Opinion

With some skill, the public disclosure law can be easy to follow

First, let me say that I am writing this as a private individual and not as the King County employee that I am. Second, let me say that as someone who has been working under the public records act for nearly 13 years, I’d like to welcome the Vashon-Maury Island Community Council (VMICC) board members to my world. And I’d like to assure them that it’s not hostile territory.

The public records act requires you to keep your files organized, but it also requires you to be careful with what you write and with whom you communicate. This is good, because it discourages personal agendas and it improves your organization skills, which is precisely what is needed on a community council board.

What we appear to be missing, and what is really the focal point for this dispute, is a clear and easy-to-follow records retention plan.
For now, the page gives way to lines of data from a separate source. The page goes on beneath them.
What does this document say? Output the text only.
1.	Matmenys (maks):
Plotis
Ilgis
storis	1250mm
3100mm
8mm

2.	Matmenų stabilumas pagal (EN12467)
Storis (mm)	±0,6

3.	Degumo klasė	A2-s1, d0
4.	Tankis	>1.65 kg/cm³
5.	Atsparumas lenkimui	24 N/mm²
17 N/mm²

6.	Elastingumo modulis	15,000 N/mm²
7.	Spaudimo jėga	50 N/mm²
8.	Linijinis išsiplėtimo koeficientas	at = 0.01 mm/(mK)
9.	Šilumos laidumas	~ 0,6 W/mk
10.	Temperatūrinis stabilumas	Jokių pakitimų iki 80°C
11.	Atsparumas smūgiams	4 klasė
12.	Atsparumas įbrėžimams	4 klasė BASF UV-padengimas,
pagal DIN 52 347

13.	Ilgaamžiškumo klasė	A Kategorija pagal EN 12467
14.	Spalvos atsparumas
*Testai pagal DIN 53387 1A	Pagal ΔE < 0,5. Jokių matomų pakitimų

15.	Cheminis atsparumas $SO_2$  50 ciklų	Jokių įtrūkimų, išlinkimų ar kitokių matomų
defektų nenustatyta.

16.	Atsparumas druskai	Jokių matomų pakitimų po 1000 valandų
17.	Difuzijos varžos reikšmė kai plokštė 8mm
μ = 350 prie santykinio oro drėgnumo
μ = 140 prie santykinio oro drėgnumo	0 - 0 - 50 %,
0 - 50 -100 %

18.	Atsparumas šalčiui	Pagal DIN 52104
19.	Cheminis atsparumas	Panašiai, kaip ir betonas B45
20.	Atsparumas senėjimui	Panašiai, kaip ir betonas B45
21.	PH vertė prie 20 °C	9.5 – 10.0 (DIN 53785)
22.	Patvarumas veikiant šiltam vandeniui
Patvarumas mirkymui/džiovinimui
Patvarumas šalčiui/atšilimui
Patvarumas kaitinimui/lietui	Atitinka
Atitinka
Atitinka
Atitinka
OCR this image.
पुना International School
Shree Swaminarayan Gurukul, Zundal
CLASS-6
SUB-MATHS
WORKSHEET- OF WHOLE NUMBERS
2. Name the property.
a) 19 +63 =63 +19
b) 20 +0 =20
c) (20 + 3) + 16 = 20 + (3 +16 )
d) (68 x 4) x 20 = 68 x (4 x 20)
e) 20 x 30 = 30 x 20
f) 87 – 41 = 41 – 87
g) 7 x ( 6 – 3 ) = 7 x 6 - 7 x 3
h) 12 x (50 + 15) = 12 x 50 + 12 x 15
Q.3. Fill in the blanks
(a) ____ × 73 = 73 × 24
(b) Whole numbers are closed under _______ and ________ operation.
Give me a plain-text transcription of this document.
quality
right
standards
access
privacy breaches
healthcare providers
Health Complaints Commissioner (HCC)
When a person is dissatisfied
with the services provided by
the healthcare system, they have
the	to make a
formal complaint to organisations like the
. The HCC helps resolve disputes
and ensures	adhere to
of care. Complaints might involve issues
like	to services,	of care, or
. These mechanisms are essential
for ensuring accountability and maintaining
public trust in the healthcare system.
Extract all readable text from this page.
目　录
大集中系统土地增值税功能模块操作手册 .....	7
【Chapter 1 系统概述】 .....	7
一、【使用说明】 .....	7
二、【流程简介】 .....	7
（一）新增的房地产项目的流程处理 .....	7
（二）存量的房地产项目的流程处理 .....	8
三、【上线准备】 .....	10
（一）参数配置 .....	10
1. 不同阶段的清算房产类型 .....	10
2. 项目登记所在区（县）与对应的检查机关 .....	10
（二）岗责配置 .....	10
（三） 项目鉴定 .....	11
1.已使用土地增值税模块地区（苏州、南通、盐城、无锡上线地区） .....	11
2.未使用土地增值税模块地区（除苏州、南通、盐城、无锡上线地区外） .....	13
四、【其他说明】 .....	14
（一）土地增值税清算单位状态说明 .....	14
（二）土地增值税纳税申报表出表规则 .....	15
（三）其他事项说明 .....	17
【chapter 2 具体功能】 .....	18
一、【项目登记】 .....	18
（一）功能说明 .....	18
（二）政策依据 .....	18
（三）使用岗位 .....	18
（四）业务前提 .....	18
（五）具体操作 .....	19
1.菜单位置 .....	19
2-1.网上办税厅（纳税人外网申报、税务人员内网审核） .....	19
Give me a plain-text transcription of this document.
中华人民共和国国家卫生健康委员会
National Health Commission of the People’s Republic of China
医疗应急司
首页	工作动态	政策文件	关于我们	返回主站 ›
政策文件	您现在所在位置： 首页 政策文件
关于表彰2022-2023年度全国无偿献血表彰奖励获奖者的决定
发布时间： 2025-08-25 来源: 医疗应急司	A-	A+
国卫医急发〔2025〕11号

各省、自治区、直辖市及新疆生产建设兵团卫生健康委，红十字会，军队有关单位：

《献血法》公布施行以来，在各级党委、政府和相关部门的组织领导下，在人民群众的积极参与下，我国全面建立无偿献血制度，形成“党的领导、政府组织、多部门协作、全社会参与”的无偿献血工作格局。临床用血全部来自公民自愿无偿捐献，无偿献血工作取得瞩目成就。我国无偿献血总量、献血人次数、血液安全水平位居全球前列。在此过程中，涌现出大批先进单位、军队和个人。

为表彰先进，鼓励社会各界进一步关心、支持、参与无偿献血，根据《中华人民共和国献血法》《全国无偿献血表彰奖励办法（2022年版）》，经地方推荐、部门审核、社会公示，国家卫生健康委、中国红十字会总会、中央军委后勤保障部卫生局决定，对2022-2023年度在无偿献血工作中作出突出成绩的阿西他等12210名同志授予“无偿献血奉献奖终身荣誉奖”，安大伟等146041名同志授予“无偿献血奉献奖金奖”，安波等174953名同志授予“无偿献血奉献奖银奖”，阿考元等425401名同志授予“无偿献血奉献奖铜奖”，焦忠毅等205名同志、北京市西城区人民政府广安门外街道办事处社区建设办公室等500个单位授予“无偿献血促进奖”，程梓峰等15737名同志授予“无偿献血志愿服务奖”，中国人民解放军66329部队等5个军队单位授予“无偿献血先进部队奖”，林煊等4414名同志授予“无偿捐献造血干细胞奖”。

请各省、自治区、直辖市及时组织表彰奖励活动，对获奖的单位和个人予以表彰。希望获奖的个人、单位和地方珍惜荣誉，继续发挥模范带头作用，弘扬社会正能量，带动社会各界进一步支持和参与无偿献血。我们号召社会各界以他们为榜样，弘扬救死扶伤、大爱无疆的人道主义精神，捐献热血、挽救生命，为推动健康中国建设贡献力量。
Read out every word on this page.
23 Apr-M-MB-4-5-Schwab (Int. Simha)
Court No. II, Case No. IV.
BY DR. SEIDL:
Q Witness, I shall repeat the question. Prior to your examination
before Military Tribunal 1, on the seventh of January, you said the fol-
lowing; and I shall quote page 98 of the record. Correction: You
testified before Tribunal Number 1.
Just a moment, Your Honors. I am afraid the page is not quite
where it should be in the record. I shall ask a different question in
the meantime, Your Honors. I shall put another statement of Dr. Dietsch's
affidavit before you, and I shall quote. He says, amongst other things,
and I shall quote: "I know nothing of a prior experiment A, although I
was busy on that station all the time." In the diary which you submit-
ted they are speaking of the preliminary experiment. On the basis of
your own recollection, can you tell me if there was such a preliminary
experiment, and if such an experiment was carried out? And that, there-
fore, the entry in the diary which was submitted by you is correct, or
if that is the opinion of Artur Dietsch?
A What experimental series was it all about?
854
It is hard for me to imagine anyone worrying about a public records request if the files are organized, accessible and free of embarrassing comments. I have a huge amount of respect for all of our current and past community council members, but the infrastructure to support them is not as developed as we need. Tom Bangasser’s action, as ill-advised as it might have been, has served to point out this problem.

This latest controversy has also served to point out that volunteers are not exempt from the standards to which paid government agents are held. It’s not about the money; it’s about the function of what they do. Regardless of the source of funding, our community council has been tasked with representing us as an Island, and for this reason they should rightfully be held to these same standards of accountability and transparency. Any similar agency performing the same function would be in the same boat. It is for this reason that ideas about ending our council’s status as one of the county’s Unincorporated Area Councils (UAC) and establishing it as an “independent” council are flawed.

Another reason to maintain our status as a UAC is to retain our credibility as a community. Distancing ourselves from the county will not engender respect within those agencies we are attempting to engage, nor will it serve the people of Vashon. I see no reason to shoot ourselves in the foot yet again.

So I’d like to propose the following: First, we encourage the board members who have resigned to reinstate themselves, en masse. The horse isn’t dead; let’s ride it some more. Second, we rally around them and thank them for their dedication. We all know they are gems, and it’s time we said so. Third, we petition King County for some aid in redesigning the VMICC website, with archives of meeting minutes and collected e-mail records regularly updated, and formulate a records retention plan that is easy for all volunteers to follow.

We should also ask County Executive Dow Constantine’s office for guidance in how the VMICC and other UACs might handle such issues and request its aid in dealing with such challenges in the future. We’re not the only ones in this fix. After all, it is in the county’s interest to have functioning UACs that both represent the people and are answerable to them. It’s a win-win situation.

— Greg Wessel works for the Department of Development and Environmental Services.